I did a demonstration iron pour for "cast iron gypsy" (the person who made the video), and the local art-iron group, locally in 2019.
I thought that many of the art-iron folks would convert over to oil-fired furnaces after seeing how I did it.
As it turns out, the art-iron groups around the country hold festivals, where many of the artists travel long distances, and they fire up one or more coke-fired cupolas/cupolets.
It is a big, messy, hot, sometimes dangerous, very involved, very labor-intensive affair, and they work like ants in unison to make it all happen.
It is like a religious ceremony that goes on for several days; often a day of mold making, a day of pouring, and a day of shake out/cleanup, and often many group learning workshops.
They have no desire to melt and pour iron efficiently.

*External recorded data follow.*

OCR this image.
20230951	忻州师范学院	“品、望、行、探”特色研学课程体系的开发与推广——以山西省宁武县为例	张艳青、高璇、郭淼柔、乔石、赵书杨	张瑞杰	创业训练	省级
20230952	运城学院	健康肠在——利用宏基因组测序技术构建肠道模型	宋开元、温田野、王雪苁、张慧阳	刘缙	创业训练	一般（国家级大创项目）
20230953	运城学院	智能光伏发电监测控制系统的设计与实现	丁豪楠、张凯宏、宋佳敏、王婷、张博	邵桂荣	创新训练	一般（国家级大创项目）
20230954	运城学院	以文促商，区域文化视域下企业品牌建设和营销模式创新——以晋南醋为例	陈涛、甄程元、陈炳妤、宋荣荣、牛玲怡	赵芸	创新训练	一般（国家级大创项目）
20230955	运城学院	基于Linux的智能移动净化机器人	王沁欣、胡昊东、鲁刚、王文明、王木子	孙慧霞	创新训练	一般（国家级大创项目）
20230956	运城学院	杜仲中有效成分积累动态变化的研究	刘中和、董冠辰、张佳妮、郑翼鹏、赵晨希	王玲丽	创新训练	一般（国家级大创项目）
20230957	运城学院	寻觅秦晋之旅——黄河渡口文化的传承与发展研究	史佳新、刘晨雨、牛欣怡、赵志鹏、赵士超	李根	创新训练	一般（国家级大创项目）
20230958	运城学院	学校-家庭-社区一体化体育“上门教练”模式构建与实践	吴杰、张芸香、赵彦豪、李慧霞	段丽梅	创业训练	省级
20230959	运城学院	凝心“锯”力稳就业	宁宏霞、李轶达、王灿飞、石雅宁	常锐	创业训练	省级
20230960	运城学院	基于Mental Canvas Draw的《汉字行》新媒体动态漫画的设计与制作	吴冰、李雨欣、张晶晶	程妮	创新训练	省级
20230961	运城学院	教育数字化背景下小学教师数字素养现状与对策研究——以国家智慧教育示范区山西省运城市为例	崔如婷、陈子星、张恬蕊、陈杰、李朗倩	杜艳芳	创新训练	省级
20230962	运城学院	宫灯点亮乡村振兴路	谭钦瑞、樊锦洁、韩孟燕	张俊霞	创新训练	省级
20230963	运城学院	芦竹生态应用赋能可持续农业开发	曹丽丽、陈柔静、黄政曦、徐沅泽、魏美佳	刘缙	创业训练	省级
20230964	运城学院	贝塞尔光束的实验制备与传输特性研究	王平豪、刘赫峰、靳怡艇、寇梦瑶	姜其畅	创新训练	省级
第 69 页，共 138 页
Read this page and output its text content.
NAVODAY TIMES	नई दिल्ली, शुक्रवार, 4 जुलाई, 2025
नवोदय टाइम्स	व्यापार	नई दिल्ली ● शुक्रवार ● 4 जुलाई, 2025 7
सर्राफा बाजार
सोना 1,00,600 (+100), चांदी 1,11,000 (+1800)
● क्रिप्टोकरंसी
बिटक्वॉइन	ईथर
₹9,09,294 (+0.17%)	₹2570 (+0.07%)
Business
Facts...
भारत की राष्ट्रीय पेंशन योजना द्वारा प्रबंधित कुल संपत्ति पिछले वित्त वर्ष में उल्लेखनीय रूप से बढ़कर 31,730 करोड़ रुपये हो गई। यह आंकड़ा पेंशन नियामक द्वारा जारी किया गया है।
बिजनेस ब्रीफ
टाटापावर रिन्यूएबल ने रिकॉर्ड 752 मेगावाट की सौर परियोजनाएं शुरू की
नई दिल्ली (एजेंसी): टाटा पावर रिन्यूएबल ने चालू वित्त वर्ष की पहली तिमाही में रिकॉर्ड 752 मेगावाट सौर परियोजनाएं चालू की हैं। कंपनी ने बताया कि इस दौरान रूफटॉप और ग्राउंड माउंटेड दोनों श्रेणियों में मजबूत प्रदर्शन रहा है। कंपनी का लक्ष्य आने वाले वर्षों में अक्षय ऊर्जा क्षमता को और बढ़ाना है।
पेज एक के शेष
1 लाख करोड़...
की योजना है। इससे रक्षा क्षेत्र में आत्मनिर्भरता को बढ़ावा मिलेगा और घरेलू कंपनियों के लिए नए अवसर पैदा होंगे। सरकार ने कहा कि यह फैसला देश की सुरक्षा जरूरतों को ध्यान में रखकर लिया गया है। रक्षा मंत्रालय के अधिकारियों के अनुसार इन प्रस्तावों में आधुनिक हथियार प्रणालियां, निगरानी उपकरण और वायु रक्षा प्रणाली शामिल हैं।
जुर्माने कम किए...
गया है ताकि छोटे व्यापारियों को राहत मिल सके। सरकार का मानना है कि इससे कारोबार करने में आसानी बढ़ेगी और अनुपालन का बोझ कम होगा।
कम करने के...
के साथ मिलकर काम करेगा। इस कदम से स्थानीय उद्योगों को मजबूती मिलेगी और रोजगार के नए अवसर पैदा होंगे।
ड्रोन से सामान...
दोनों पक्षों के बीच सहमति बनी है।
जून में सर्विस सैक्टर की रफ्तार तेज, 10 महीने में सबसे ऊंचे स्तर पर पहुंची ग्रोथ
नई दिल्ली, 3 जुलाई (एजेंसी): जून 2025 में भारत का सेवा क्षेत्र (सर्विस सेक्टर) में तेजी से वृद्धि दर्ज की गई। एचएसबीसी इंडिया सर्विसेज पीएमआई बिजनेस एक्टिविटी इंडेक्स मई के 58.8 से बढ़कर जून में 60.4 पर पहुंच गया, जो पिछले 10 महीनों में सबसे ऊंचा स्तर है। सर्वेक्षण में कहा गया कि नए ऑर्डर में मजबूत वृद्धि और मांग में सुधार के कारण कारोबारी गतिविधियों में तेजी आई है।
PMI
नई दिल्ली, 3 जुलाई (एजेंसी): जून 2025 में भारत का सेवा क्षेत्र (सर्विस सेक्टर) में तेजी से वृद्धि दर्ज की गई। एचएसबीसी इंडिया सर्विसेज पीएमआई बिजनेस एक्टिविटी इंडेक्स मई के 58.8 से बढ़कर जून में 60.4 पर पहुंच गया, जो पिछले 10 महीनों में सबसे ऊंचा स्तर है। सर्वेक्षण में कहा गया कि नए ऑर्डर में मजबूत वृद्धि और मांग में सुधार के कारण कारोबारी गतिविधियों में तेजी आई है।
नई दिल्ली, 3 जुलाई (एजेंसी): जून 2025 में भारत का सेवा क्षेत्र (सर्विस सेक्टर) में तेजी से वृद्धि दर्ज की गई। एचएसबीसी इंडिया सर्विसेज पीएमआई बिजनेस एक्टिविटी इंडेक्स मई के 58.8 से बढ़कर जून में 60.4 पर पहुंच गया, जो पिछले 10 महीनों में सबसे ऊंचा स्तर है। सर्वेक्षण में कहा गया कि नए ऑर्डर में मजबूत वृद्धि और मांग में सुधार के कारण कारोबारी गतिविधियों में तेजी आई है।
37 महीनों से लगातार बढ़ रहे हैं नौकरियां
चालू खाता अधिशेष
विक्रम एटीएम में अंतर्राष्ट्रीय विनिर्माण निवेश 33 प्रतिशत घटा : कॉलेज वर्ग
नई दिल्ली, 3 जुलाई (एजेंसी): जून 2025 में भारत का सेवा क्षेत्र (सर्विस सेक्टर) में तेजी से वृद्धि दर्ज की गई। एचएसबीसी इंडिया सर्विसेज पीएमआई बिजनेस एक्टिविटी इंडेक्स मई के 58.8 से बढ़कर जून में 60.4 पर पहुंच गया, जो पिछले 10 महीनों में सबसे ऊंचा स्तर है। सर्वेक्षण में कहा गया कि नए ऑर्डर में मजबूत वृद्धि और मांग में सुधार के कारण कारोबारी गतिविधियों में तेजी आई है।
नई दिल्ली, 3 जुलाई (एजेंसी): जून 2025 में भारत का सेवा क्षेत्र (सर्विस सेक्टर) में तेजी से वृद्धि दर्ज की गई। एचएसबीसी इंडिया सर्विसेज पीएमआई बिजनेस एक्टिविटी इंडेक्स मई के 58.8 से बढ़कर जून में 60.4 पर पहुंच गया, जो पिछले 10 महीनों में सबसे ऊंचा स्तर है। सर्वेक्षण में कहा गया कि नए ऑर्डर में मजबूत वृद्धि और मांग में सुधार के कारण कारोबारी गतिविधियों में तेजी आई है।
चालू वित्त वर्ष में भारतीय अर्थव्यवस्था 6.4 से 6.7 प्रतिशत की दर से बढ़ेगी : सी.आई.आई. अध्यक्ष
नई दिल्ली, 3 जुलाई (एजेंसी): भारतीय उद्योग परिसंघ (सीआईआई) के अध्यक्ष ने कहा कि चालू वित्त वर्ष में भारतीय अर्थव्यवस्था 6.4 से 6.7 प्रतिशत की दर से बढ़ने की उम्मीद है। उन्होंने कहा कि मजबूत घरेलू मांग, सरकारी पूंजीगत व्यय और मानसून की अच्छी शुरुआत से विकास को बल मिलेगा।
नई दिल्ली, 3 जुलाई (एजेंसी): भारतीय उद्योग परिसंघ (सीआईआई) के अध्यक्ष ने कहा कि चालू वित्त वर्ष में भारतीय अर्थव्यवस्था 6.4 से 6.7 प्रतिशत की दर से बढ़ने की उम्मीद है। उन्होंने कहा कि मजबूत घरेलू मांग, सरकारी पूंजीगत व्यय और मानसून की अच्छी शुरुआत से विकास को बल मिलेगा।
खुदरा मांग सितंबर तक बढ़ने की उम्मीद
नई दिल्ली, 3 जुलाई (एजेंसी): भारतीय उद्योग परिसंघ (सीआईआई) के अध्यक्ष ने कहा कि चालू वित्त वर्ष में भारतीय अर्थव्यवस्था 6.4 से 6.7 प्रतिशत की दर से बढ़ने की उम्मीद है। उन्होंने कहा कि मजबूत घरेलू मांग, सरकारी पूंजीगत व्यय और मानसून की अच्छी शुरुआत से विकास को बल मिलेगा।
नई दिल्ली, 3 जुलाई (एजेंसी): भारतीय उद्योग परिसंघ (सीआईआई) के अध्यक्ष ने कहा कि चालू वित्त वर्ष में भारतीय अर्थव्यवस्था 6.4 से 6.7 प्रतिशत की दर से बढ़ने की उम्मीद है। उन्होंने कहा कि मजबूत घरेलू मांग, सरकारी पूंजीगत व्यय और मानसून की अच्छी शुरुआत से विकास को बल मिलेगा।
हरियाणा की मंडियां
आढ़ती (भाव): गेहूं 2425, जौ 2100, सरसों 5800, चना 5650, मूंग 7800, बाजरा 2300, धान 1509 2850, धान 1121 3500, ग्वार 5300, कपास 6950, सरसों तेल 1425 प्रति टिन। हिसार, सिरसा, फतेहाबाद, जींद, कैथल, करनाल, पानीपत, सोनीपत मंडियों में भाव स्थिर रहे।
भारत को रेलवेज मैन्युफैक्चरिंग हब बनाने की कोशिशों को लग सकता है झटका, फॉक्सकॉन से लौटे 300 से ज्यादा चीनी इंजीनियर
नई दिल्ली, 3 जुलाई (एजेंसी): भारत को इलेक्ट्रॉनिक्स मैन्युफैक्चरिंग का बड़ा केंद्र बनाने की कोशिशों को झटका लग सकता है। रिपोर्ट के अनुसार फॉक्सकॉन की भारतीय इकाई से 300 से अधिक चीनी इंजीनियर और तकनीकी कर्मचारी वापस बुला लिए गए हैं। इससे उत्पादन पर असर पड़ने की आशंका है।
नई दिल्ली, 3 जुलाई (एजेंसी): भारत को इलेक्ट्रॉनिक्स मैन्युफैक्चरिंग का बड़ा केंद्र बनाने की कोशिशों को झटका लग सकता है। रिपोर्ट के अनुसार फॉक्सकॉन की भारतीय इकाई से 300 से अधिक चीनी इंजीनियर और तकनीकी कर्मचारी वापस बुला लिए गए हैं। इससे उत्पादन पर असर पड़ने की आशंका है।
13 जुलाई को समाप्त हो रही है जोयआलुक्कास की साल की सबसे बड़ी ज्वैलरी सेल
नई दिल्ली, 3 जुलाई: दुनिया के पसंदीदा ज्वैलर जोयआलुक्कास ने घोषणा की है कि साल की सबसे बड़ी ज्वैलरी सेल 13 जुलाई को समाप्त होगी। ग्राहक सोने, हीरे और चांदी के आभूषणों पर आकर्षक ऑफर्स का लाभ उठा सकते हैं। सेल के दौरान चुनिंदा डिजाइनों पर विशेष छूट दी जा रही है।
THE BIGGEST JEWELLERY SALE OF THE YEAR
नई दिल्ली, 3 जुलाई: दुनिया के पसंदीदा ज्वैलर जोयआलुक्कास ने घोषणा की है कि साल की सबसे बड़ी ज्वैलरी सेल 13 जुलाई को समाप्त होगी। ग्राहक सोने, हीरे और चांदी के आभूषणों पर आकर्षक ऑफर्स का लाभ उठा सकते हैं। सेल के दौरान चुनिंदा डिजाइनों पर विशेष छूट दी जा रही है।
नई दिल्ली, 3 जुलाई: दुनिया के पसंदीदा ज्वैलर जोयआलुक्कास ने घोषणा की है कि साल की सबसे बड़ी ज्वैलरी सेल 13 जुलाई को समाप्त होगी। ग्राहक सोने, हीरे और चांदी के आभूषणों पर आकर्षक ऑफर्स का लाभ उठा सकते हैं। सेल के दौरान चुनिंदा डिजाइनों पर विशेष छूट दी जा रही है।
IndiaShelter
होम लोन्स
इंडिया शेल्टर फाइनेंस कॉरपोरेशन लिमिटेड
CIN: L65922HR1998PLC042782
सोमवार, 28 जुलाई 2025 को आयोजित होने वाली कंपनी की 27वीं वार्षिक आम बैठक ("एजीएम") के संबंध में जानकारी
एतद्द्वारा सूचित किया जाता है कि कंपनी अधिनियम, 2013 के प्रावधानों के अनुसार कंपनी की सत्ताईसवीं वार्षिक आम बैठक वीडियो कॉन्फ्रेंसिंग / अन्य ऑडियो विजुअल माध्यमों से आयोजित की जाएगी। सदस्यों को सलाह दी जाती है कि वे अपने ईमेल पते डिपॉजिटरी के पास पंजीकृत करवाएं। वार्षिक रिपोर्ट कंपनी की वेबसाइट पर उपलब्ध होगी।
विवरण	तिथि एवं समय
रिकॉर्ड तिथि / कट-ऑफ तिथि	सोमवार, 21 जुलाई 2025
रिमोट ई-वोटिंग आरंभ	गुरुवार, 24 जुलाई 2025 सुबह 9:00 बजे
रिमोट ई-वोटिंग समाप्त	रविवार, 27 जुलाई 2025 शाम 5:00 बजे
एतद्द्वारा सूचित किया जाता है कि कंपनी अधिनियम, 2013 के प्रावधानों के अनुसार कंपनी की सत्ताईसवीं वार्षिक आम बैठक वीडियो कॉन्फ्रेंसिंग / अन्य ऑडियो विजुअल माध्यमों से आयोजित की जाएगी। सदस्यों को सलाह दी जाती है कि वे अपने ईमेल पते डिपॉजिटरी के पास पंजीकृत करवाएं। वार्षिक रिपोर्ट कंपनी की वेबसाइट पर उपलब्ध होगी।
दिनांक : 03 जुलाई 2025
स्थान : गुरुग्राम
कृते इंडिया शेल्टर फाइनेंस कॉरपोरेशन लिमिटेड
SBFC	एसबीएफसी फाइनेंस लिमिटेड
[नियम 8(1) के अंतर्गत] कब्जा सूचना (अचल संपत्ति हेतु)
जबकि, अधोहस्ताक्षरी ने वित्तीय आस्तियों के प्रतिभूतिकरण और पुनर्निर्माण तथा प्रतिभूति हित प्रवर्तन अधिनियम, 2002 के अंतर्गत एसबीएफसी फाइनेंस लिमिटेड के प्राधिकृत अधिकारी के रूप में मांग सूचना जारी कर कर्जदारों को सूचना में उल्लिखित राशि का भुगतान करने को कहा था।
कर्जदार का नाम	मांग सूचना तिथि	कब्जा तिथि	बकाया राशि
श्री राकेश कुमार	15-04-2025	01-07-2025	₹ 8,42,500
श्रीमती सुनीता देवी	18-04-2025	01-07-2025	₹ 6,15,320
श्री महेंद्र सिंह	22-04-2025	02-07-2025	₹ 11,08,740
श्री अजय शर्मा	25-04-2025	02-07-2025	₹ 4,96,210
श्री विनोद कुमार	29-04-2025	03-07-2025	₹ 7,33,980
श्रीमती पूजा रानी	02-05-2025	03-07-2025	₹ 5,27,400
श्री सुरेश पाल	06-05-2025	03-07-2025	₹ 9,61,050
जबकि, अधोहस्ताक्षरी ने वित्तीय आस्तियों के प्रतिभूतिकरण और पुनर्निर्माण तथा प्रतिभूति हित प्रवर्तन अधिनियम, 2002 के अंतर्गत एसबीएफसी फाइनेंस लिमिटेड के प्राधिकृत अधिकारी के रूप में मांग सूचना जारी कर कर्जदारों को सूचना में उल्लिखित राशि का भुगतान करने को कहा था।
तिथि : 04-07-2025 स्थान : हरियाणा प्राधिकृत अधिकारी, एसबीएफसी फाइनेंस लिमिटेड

It is all about the comradery of working together in a ceremonial fashion, for a common goal (to make artwork in gray iron), and the coke-fired cupola/cupolets are the centeral part of that.
The cupolas/cupolets beltch out fire, smoke, and pour out and spill impressive streams of molten iron for the crowd to witness, and so it is show business as much as it is creating artwork.
I am convinced that art-iron folks will never use oil-fired crucible furnaces.
It would ruin their display/show.
Doing things the hard way/old-school way is an integral part of what they do to create art.
And the art-iron folks have access to coke (coal heated in the absence of oxygen) for a fuel, but for a normal hobby person like myself, small quantities of coke have been basically impossible to find for sale.